Llegué a lo de Ana María
a las 7 de la tarde. Ya había merendado en casa así que estábamos listas, junto
con las otras nenas, para jugar hasta la hora de la cena y así lo hicimos.
Jugamos a la escondida y,
aunque sé que los papás no tenían problema en que jugáramos por toda la casa,
me di cuenta de que no los dejábamos escuchar la tele mientras correteábamos de
aquí para allá, riéndonos entre dientes y por lo bajo tratando de no delatar
nuestro escondite.
También intercambiamos
figuritas de colección para el álbum del momento y nos hicimos de un lápiz
labial de la mamá de Ana María, casi gastado del todo, para probarnos cómo nos
quedaban las boquitas pintadas (¿qué cosa no?).
En medio de aquellos juegos y
pasatiempos, el cielo celeste se fue tiñendo de naranja y el naranja se fue enamorando
poco a poco del azul, que cada vez más profundo quedó salpicado de estrellas. Así llegó la noche que había pasado desapercibida para nosotras hasta que escuchamos el llamado de la mamá de
Ana María anunciando la cena.
Ya con la pancita llena, nos
fuimos todas al dormitorio y salió ‘dígalo con mímica’ y ‘adivina el personaje’, lo que nos entretuvo largo rato. Bien entrada la noche, cansadas aunque
renuentes a dormirnos, nos fuimos haciendo amigas de las almohadas una a una y,
en poco tiempo, entre el titilar de las pequeñas estrellas comenzamos a soñar.

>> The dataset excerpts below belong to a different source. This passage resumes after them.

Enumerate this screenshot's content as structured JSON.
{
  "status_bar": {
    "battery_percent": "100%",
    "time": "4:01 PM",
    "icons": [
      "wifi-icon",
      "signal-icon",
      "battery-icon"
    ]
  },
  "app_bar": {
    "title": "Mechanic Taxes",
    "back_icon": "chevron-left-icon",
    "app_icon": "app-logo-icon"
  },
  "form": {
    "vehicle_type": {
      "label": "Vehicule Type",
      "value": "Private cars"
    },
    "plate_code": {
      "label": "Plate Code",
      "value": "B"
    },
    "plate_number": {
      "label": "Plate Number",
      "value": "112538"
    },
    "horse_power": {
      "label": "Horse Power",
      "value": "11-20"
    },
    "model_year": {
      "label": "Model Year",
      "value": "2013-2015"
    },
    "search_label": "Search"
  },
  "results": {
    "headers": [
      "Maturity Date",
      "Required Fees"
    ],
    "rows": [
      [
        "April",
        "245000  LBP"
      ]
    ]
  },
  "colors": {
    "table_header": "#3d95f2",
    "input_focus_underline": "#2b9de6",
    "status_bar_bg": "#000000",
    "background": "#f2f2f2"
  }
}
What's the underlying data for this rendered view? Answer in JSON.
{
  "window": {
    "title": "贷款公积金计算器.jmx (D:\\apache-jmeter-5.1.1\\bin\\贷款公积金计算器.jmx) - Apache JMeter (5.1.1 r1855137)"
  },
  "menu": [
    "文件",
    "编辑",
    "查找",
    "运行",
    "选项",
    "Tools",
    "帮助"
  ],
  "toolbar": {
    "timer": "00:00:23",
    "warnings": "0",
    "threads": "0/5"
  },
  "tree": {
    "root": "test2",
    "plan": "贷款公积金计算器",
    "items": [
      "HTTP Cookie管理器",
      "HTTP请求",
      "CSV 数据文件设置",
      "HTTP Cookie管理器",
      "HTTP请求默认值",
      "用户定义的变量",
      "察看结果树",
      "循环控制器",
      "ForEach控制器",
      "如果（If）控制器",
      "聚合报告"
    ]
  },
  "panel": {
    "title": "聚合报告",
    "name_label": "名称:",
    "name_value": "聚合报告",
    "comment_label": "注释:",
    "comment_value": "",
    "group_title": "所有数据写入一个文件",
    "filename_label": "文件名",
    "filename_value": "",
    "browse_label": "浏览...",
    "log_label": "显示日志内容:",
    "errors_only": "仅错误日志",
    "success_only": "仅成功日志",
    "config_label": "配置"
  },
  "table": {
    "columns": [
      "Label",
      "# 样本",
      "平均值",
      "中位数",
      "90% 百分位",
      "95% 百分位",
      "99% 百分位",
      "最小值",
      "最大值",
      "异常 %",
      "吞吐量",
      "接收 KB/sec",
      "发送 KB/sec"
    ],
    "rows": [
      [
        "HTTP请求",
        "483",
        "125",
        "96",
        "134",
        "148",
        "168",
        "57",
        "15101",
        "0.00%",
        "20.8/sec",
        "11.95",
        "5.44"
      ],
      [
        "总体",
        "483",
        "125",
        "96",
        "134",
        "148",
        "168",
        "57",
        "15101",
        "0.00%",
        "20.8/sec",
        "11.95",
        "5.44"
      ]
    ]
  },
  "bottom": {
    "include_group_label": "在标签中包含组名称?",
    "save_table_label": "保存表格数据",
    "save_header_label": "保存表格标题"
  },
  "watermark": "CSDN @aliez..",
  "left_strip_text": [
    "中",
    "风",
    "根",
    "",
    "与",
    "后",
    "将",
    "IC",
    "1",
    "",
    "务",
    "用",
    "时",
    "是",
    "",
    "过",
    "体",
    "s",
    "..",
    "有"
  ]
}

Me desperté en mitad de la
madrugada y vi a Ana María con una linterna bajo la sábana. Me acerqué
sigilosa para no despertar a las demás. Ella me miró y me hizo ‘shhh’ con el
dedo índice sobre la boca. Me mostró que entre sus manos tenía un libro con un
caballo negro en la tapa; “Black Beauty” leía.
‘Se llama Azabache’, me dijo en un susurro. Me diría, mucho más tarde, que se lo sabía de memoria pues lo venía releyendo una y otra vez desde que se lo habían regalado hacía tres años . Allí y entonces empezamos a compartir juntas el amor por la literatura, en una noche estrellada de 1960.